The fox and the bulldozer
Stagecoach residents worried about the fate of local fox dens
July 29, 2006
Steamboat Springs — Every morning, Sherry and Fred Schupner watch foxes play from the back deck of their home in Stagecoach. But the encroaching construction of a new housing development threatens their wild friends.
“I’m out there watching them all the time, and I’m afraid they are going to get hurt. I kind of worry about them,” Sherry said. “They disappear during the day when the construction workers come and are out again in the evening after the workers leave.”
As development increases in the Yampa Valley, there’s little question wildlife will continue to be impacted. Colorado Division of Wildlife officers typically are consulted when wildlife habitat will be affected by construction efforts.
“The DOW is not the decision maker, but we do make recommendations and let the planning department know what wildlife species we expect to be impacted,” said Susan Werner, area wildlife manager for the DOW. “They mainly look at wildlife impact overall, and they are sensitive to wildlife issues, but there are more and more people taking up more and more habitat.”
Routt County has a healthy population of red foxes, solitary animals with home ranges that typically cover between five and 10 square miles. When needed, the foxes will excavate new dens, but they prefer using dens already made by other animals.
“They also like to go under buildings, in holes in rock walls or dig a hole in a bank,” Werner said. “The female needs a den for pup delivery and the whole family thing.”

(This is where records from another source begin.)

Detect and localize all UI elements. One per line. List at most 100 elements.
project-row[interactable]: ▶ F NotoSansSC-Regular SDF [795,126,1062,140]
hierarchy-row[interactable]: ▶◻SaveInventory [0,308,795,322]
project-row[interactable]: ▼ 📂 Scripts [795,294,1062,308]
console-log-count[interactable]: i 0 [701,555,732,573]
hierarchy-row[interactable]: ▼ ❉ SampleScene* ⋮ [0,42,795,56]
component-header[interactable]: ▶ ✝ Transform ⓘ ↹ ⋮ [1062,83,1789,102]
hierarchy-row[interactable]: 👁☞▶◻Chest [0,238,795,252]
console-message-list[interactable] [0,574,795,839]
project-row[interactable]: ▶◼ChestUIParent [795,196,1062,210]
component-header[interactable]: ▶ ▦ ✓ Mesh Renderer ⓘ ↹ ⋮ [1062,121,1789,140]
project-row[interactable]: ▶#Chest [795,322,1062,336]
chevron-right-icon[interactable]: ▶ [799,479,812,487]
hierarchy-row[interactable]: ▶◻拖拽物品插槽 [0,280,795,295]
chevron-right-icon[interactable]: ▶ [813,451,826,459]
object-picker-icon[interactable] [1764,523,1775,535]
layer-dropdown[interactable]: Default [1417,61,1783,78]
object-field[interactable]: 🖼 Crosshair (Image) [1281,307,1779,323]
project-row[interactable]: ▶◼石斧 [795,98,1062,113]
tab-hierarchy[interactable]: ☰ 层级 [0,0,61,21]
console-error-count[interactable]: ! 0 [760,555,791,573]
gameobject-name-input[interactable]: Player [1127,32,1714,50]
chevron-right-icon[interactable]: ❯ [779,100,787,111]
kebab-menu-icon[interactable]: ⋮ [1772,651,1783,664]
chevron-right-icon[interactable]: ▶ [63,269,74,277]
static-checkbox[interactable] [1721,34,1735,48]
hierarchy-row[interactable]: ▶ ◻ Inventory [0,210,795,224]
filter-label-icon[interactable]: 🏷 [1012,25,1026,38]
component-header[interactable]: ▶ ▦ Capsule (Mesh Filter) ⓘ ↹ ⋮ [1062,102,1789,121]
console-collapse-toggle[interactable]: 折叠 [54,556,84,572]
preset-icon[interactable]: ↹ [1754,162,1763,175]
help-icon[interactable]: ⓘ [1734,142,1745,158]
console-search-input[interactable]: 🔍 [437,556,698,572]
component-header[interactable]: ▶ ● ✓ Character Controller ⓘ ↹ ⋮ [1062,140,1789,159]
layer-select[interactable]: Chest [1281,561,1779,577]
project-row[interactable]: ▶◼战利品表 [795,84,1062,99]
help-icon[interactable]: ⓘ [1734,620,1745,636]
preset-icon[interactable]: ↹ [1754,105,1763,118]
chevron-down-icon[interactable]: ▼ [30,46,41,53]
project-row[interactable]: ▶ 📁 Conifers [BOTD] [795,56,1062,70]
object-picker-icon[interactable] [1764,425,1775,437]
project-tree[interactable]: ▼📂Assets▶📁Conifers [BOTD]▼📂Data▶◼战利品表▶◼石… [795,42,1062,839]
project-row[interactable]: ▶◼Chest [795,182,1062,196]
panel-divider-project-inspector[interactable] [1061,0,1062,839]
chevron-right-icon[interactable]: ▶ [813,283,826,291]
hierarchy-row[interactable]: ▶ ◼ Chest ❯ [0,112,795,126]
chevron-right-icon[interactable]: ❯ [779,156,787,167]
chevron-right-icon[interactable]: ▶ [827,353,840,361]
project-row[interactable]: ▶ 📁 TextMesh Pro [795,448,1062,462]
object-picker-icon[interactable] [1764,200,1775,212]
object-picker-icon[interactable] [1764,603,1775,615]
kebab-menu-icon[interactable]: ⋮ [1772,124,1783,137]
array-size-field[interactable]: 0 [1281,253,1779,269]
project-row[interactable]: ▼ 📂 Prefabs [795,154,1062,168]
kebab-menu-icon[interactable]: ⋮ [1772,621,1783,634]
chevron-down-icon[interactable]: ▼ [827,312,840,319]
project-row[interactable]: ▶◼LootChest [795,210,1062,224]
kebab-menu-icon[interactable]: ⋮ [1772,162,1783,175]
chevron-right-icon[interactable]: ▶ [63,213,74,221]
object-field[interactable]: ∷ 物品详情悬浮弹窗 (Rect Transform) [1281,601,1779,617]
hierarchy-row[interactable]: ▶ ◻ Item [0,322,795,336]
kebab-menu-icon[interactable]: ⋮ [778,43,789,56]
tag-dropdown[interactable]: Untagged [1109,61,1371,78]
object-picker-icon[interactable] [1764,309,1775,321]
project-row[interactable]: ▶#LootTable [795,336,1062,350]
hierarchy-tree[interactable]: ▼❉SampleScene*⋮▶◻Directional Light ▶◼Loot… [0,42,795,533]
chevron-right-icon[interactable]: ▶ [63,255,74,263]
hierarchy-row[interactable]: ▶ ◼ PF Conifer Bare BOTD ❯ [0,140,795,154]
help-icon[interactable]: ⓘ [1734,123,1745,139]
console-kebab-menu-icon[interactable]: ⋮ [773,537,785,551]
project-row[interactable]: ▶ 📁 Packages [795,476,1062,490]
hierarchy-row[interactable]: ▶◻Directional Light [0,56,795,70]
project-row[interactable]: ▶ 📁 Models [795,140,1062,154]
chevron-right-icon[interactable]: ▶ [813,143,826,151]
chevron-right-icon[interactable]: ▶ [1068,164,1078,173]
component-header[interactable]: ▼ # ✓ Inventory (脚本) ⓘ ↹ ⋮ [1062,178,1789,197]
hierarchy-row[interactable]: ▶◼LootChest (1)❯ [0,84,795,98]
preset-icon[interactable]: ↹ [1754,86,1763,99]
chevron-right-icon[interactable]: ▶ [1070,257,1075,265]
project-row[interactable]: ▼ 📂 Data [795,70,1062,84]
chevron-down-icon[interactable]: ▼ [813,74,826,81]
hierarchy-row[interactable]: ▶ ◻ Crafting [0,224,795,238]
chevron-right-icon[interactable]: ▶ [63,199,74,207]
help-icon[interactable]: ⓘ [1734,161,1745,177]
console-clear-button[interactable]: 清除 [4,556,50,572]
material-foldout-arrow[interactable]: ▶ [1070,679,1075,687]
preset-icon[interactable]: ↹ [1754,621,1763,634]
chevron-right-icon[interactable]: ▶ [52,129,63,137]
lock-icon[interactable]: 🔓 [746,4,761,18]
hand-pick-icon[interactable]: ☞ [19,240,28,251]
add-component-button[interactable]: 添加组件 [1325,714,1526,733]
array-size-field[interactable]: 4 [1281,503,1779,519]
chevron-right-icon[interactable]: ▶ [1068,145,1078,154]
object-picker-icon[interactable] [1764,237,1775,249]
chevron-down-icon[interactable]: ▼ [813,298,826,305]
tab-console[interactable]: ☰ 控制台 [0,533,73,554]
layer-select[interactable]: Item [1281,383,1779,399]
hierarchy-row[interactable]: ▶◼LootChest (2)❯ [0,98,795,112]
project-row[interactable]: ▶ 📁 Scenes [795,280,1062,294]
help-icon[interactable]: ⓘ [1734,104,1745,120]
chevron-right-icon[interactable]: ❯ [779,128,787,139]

Foxes typically breed in the winter and have a litter of four to five pups in the spring. The pups will stay in the natal den until they are 16 to 20 weeks old.
“If the den is destroyed when the pups are really small, it will probably result in the death of the pups,” Werner said. “If the pups are older and the mom is able to, she will move them to another natural den site or create another one, but that puts obvious stress on her.”
When a den is located on a construction site, the DOW generally recommends delaying moving any earth until the pups start going out and hunting, Werner said. “It’s pretty much a timing thing.”
Routt County planning director Caryn Fox said the plight of the local fox population has not been raised.
“Sage grouse have become a big concern in this area. If they come across a lek — which is a dancing and breeding ground for sage grouse — once identified, we really require that they be avoided,” Fox said.
The Routt County Planning Commission denied a request last year to build a gravel mine in South Routt, and one of the main reasons was because of the presence of sage grouse habitat.
“But generally they can work around it as long as they can identify the area and build a buffer zone,” Fox said.
The Planning Commission’s regulations regarding these matters deal with what they refer to as “critical wildlife habitat.”
“We generally look at wildlife as a whole. When we approve some kind of development, we look for them to mitigate critical wildlife habitat,” Fox said. “Critical wildlife areas are used by wildlife that are critical to the survival of the species and to their breeding and birthing.”
Fox said the planning department works closely with the DOW to protect wildlife as best they can.
But Fred Schupner still worries about the construction site behind his home. Work moves closer to the fox’s den everyday, he said.
“I have not heard about them (planning department) looking at foxes in particular,” Werner said. “But bottom line is that there are some impacts to wildlife with all of this development.”